Navajo Nation Leadership Declares State of Emergency after Spate of Suicides

State of Emergency declared on Navajo Nation after a spate of suicides in Montezma Creek, Utah

State of Emergency declared on Navajo Nation after a spate of suicides in Montezuma Creek, Utah

September is National Suicide Prevention Month

Published September 19, 2015

WINDOW ROCK, ARIZONA — On Wednesday, by a vote of 4-0, the Health, Education and Human Services Committee of the 23rd Navajo Nation Council unanimously agreed to accept the update by the Utah Navajo Health Systems, Inc.

UNHS Board of Directors declared a state of emergency after the recent spate of suicides that gripped the community. The organization is located in Montezuma Creek, Utah.

“The rash of suicides has shaken the communities that we serve. The emotional toll on everyone has been significant,” said Robert Whitehorse, board chairman.

September is National Suicide Prevention Month and a call to action by the UNHS to work with the Navajo Nation on creating a safety net against the effects of suicide.

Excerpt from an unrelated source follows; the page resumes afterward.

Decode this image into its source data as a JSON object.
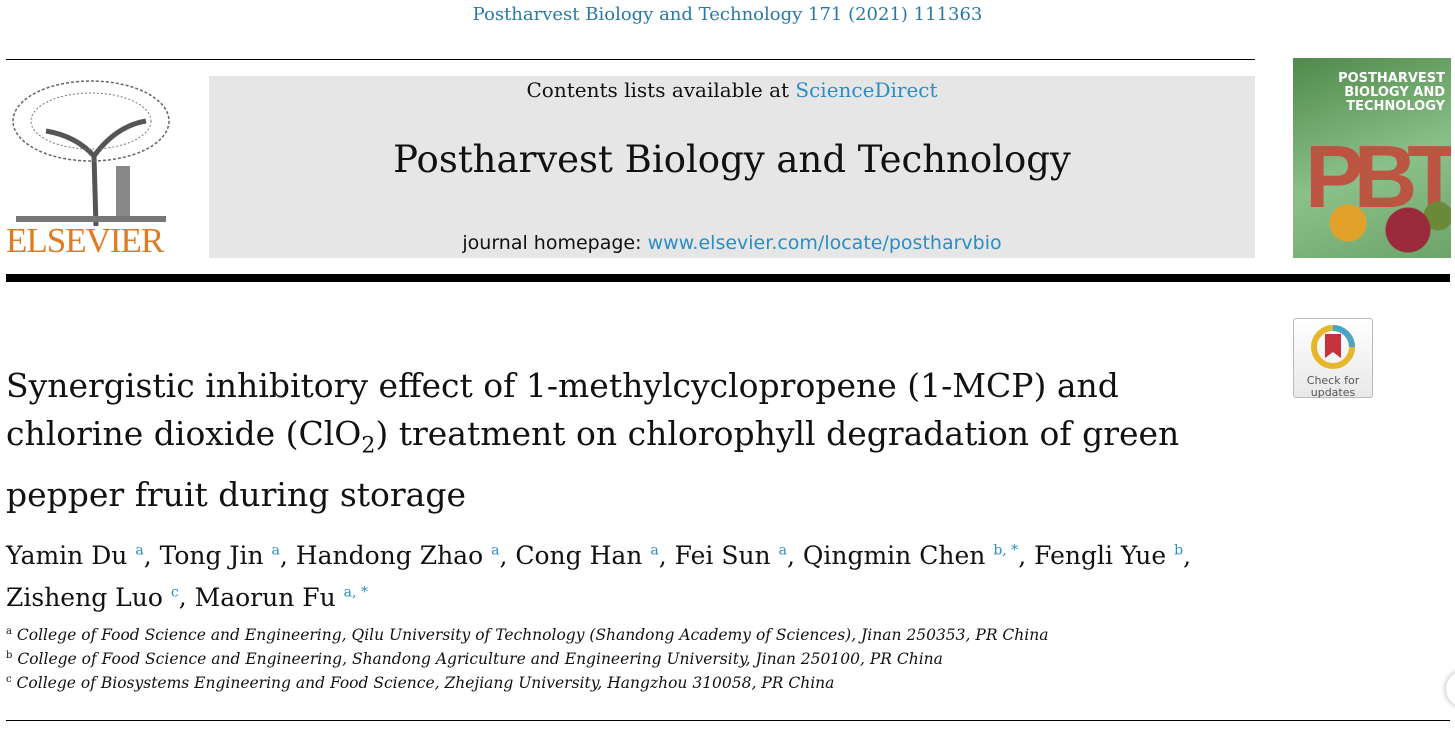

“We will work with other agencies to increase awareness, provide additional educational tools, de-stigmatize the illnesses and treatments, network with healthcare and mental health professionals and increase our presence with primary and secondary schools,” Whitehorse said.

The root causes of suicide include poverty, depression, bullying, alcoholism, drug abuse and other social conditions.

Navajo Nation President Russell Begaye and Vice President Jonathan Nez have raised awareness on suicide prevention since taking office in May.

The fallout from suicide hit close to home for Vice President Nez, when a young male Navajo from his home community took his own life.

“Suicide is just not a problem on Navajo, it’s a problem throughout Indian Country,” he said.

Vice President Nez appreciated the declaration of emergency issued by the UNHS, an effort he saw as a proactive response.

He encouraged the HEHSC to submit a letter of support to OPVP requesting an emergency declaration so funding can be released to aid UNHS in the suicide prevention efforts. OPVP will begin the emergency declaration process.

In June, Vice President Nez reported before the U.S. Department of Health and Human Services Secretary Sylvia Burwell and provided suggestions on fighting suicide, namely the establishment of a national workgroup to begin planning.

He recommended that the workgroup not just be comprised of bureaucrats, but include tribal leaders from around Indian Country. The appointments to the workgroup are forthcoming, he added, and encouraged a member of the HEHSC to join.

Montezuma CreekSuicide is an unacceptable subject matter for Navajo people, but the discussion must take place, Vice President Nez said.

“Everywhere I go, I try to bring up suicide prevention for our young people. It’s mostly our young Navajo men that are taking their own lives,” he said. “How do we address that?”

He said intergenerational teaching between the elders and youth is the answer.

“Many of us were probably raised by our grandparents talking to us in Navajo, letting us know that his is how life is to be. But now, our younger generation does not understand the language and there’s a gap,” Vice President Nez said. “Language is the foundation.”

The next interdisciplinary team meeting on suicide response and post intervention will take place on September 22 at the Division of Dine’ Education Center.